US20250329984A1
TUNABLE LASER DIODE ASSEMBLY FOR HEAT DISSIPATION AND COLLIMATION
Publication
Application
Classifications
IPC Classifications
CPC Classifications
Applicants
SeekOps Inc.
Inventors
Garrett Niall John, Brendan James Smith
Abstract
Systems, devices, and methods for a laser diode assembly including: a laser diode configured to emit a laser beam; and a housing configured to receive at least a portion of the laser diode, where the housing includes: a first cylindrical portion defining a first chamber, where the laser diode is at least partially disposed in the first chamber; and a flange structure connected to the first cylindrical portion, where the flange structure comprises a base extending radially outwardly from the first cylindrical portion and a plurality of fins arranged linearly along the base and extending outwardly from the base, where the plurality of fins facilitates in dissipating a heat generated by the laser diode.
Figures
Description
CROSS-REFERENCE TO RELATED APPLICATIONS
[0001]This application is a 35 U.S.C § 371 National Stage Entry of International Application No. PCT/US23/23905, filed May 30, 2023, which claims the priority benefit of U.S. Provisional Patent Application Ser. No. 63/347,476 filed May 31, 2022, all of which are hereby incorporated herein by reference in their entirety for all purposes.
FIELD OF ENDEAVOR
[0002]The invention relates to a laser diode assembly, and more particularly to heat sinks for dissipating heat from a laser diode assembly.
BACKGROUND
[0003]Laser manufacturers are continuously developing low-noise, narrow-linewidth, and precise wavelength tunable laser diode systems. The benefit of utilizing a tunable diode laser is that the material properties of the emitter (diode) substrate allow for the ability to precisely tune the laser wavelength to less than one nanometer or narrower. However, precise control over the current and temperature of the emitter is required to control the wavelength of light emitted. These tunable laser diode systems can therefore have significant waste heat generated by the laser systems or may require heating to regulate diode temperature. Active liquid cooling systems use fluid systems having mechanical pumps and coolants to dissipate the heat generated by the laser systems and are thus bulky and heavy. Temperature control for laser systems is typically a single function and requires separate sub-assemblies for collimation or electronic interface/drive.
SUMMARY
[0004]A system embodiment may include a tunable laser diode assembly having a laser diode adapted to emit a controllable wavelength of light and housing for support, and at least partially, the laser diode. The housing includes a first cylindrical portion defining a first chamber, or cavity, housing the laser diode, and a flange structure connected to the first cylindrical portion. The flange structure has a base extending radially outwardly of the first cylindrical portion and a plurality of fins arrayed linearly along the base and extending outwardly from the base. The plurality of fins facilitates in dissipating heat generated by the laser diode. The flange structure may further have a second cylindrical portion extending axially from the first cylindrical portion that houses a collimating optic to generate a laser beam.

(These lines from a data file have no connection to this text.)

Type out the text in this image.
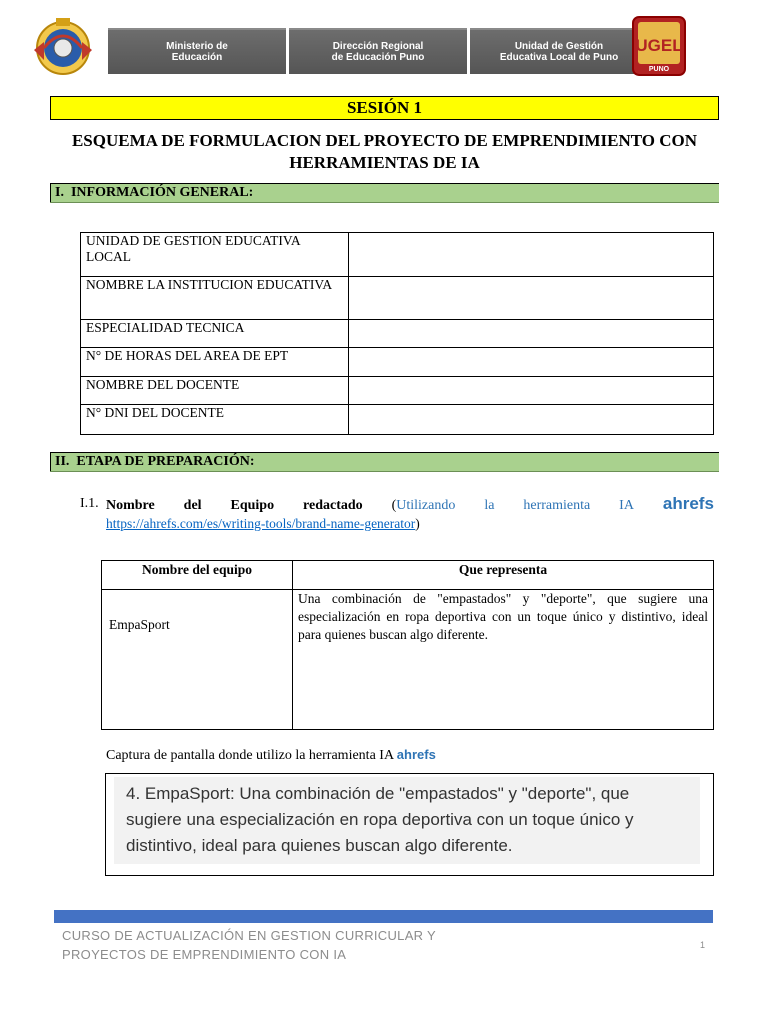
Ministerio de
Educación
Dirección Regional
de Educación Puno
Unidad de Gestión
Educativa Local de Puno
UGEL
PUNO
SESIÓN 1
ESQUEMA DE FORMULACION DEL PROYECTO DE EMPRENDIMIENTO CON HERRAMIENTAS DE IA
I. INFORMACIÓN GENERAL:
UNIDAD DE GESTION EDUCATIVA LOCAL	
NOMBRE LA INSTITUCION EDUCATIVA	
ESPECIALIDAD TECNICA	
N° DE HORAS DEL AREA DE EPT	
NOMBRE DEL DOCENTE	
N° DNI DEL DOCENTE	
II. ETAPA DE PREPARACIÓN:
I.1. Nombre del Equipo redactado (Utilizando la herramienta IA ahrefs
https://ahrefs.com/es/writing-tools/brand-name-generator)
Nombre del equipo	Que representa
EmpaSport	Una combinación de "empastados" y "deporte", que sugiere una especialización en ropa deportiva con un toque único y distintivo, ideal para quienes buscan algo diferente.
Captura de pantalla donde utilizo la herramienta IA ahrefs
4. EmpaSport: Una combinación de "empastados" y "deporte", que sugiere una especialización en ropa deportiva con un toque único y distintivo, ideal para quienes buscan algo diferente.
CURSO DE ACTUALIZACIÓN EN GESTION CURRICULAR Y
PROYECTOS DE EMPRENDIMIENTO CON IA
1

[0005]A method embodiment may include a step for mounting a support flange and a circuit board to a mounting flange of a laser diode, a step for monitoring the temperature of a laser diode, a step for determining whether the temperature of the laser diode has met a predetermined setpoint and a step for cooling the laser diode so that the temperature of the laser diode is below the predetermined setpoint.
[0006]Another method embodiment may include a step for mounting a support flange and a circuit board to a mounting flange of a laser diode, a step for monitoring the temperature of a laser diode, a step for determining whether the temperature of the laser diode has met a predetermined setpoint and a step for cooling the laser diode so that the temperature of the laser diode is below the predetermined setpoint.
[0007]A system embodiment may comprise a laser assembly comprising a laser diode, collimated optics and a multi-pass cell configured to adapt and emit a laser beam within the laser assembly. The laser diode assembly is mounted on the multi-pass cell. A laser diode assembly comprises a first cylindrical portion comprising the laser diode; and a second cylindrical portion comprising the collimated optics. In one embodiment, the multi-pass cell is a multi-pass cell comprising a first mirror, a second mirror and threads. The collimated optics is coupled to the multi-pass cell via external threads and threads. In a second embodiment, the multi-pass cell is a multi-pass cell comprising a first mirror, a second mirror and a receiving feature (cavity). For this second embodiment, the collimated optics are coupled to the multi-pass cell via extruded feature (core) and receiving feature (cavity). In a third embodiment, the multi-pass cell is a dual-pass cell comprising one mirror and threads. In a fourth embodiment, the multi-pass cell is a single pass cell and does not comprise any mirrors.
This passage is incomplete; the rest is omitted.